Summer is the perfect time to get organized. The break in the constant flow of activities and schoolwork expectations can be used to clean out files and set up for the fall.
Students who have learning disabilities frequently struggle to keep track of the tools they need for schoolwork. They often lose or forget notebooks, textbooks, and homework because they have not learned how to initiate and follow an organizational routine.
While keeping papers organized is challenging for students, keeping digital files organized is even more so. It is easy for teachers and parents to conclude that digital file management poses little difficulty — after all, those neat little flash drives bear no resemblance to backpacks and lockers overflowing with crumpled paper. Don’t be fooled. More often than not, students are unable to find the digital work they did on the computer — even if they saved it to the right place. Why is this so important? Many students are required to return to their work to make edits. If they can’t find the work, they have to retype it (often making new errors along the way). Having a system for keeping computer work easily accessible is just as important to academic success as keeping books and notes organized.
The Digital Master Filing System is one effective strategy that helps students with learning disabilities manage their materials. Once a system that works for most students is consistently implemented, educators can make changes to suit individual needs, because no single system works for every student. Teachers need to help students create a system that works for them and help them use it consistently.

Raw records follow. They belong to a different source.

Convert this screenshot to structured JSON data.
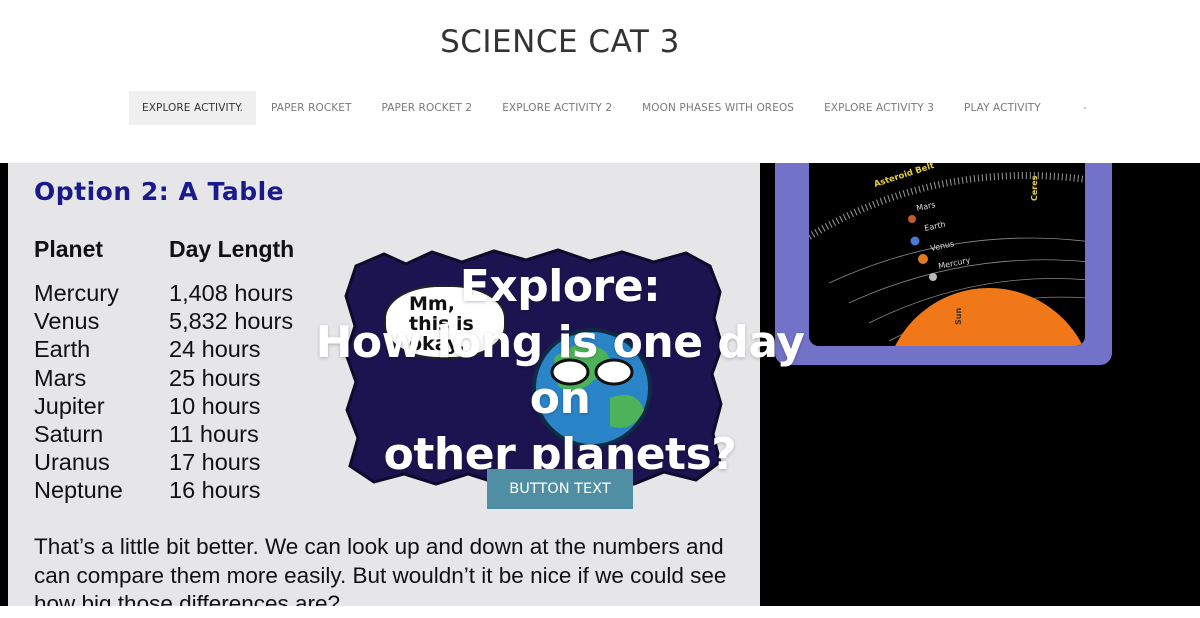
{
  "site": {
    "title": "SCIENCE CAT 3"
  },
  "nav": {
    "items": [
      {
        "label": "EXPLORE ACTIVITY."
      },
      {
        "label": "PAPER ROCKET"
      },
      {
        "label": "PAPER ROCKET 2"
      },
      {
        "label": "EXPLORE ACTIVITY 2"
      },
      {
        "label": "MOON PHASES WITH OREOS"
      },
      {
        "label": "EXPLORE ACTIVITY 3"
      },
      {
        "label": "PLAY ACTIVITY"
      }
    ]
  },
  "hero": {
    "heading_line1": "Explore:",
    "heading_line2": "How long is one day on",
    "heading_line3": "other planets?",
    "button_label": "BUTTON TEXT",
    "slide": {
      "option_title": "Option 2: A Table",
      "col_planet": "Planet",
      "col_day": "Day Length",
      "rows": [
        {
          "planet": "Mercury",
          "day": "1,408 hours"
        },
        {
          "planet": "Venus",
          "day": "5,832 hours"
        },
        {
          "planet": "Earth",
          "day": "24 hours"
        },
        {
          "planet": "Mars",
          "day": "25 hours"
        },
        {
          "planet": "Jupiter",
          "day": "10 hours"
        },
        {
          "planet": "Saturn",
          "day": "11 hours"
        },
        {
          "planet": "Uranus",
          "day": "17 hours"
        },
        {
          "planet": "Neptune",
          "day": "16 hours"
        }
      ],
      "paragraph": "That’s a little bit better. We can look up and down at the numbers and can compare them more easily. But wouldn’t it be nice if we could see how big those differences are?",
      "bubble_text": "Mm, this is okay.",
      "diagram_labels": {
        "asteroid": "Asteroid Belt",
        "ceres": "Ceres",
        "mars": "Mars",
        "earth": "Earth",
        "venus": "Venus",
        "mercury": "Mercury",
        "sun": "Sun"
      }
    }
  },
  "colors": {
    "button": "#4f8ea3",
    "option_title": "#1a1a8c",
    "diagram_frame": "#7272c8",
    "cartoon_bg": "#1c1450",
    "sun": "#f07818"
  }
}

The master filing system: Digital files
Even students who have mastered organization of their paper-based materials may have difficulty keeping track of their digital files. Some students need explicit instruction for how to organize their computer materials logically.
The purpose of a master filing system for digital files is for students to keep all their computer work organized for easy, logical access.
Students who do not carry a laptop computer generally have three choices for organizing their digital files. They can use a student network folder on the school’s computer system (which is often inaccessible from home), a USB key/flash drive, or a CD-RW with a plastic or cardboard case.
Students’ computer files should be organized in the same way as their paper files. At the beginning of the schoolyear, they create one folder for each class. Within that folder, they create subfolders to organize homework, essays, notes, and other class materials. They should develop the habit of saving their work to the appropriate file — rather than the desktop or other default settings on the computer.
It is also essential that students learn to name their documents clearly. For example, naming a document Essay or Homework is vague, while naming it American Revolution Essay is specific.
Students must learn to save their work frequently and to print their work out as a backup. Learning the difference between Save and Save As helps them know exactly where the computer saves their files. Students should understand that when they click Save from an open word processing document, the computer saves the document to the default location. Informed use of Save As ensures that they can save their documents in the appropriate folders.
Mastering the routine
To manage digital files successfully, students need to develop good habits, including consistently using one word processing program, specifically naming their documents, saving documents in the correct folders, and printing out and filing hard copies of their digital work into their master filing system.
To keep their computer folders tidy, students should regularly delete any materials no longer in use (e.g., early drafts already printed and filed in the paper-based master filing system). Ideally, the digital clean-out occurs along with the clean-out of paper files as students prepare for a unit test or project.
We’re in an Information Age that that requires fast-paced multi-tasking to keep up. Creating a system for managing digital files not only helps students become more efficient learners in school, it also prepares them for the world of work which increasingly relies on students’ technological skills.
Managing materials is one of the three key categories of study skills that contribute to students’ ability to organize, remember and apply their knowledge. The other categories are managing information and managing time. To do well in school, students must develop strategies that make them efficient, effective managers in each of these areas. Unfortunately, many students do not develop these strategies intuitively. They need educators who are willing and able to provide them with explicit instruction, guided practice, and ongoing opportunities (and motivation) to hone the strategies they’ve learned.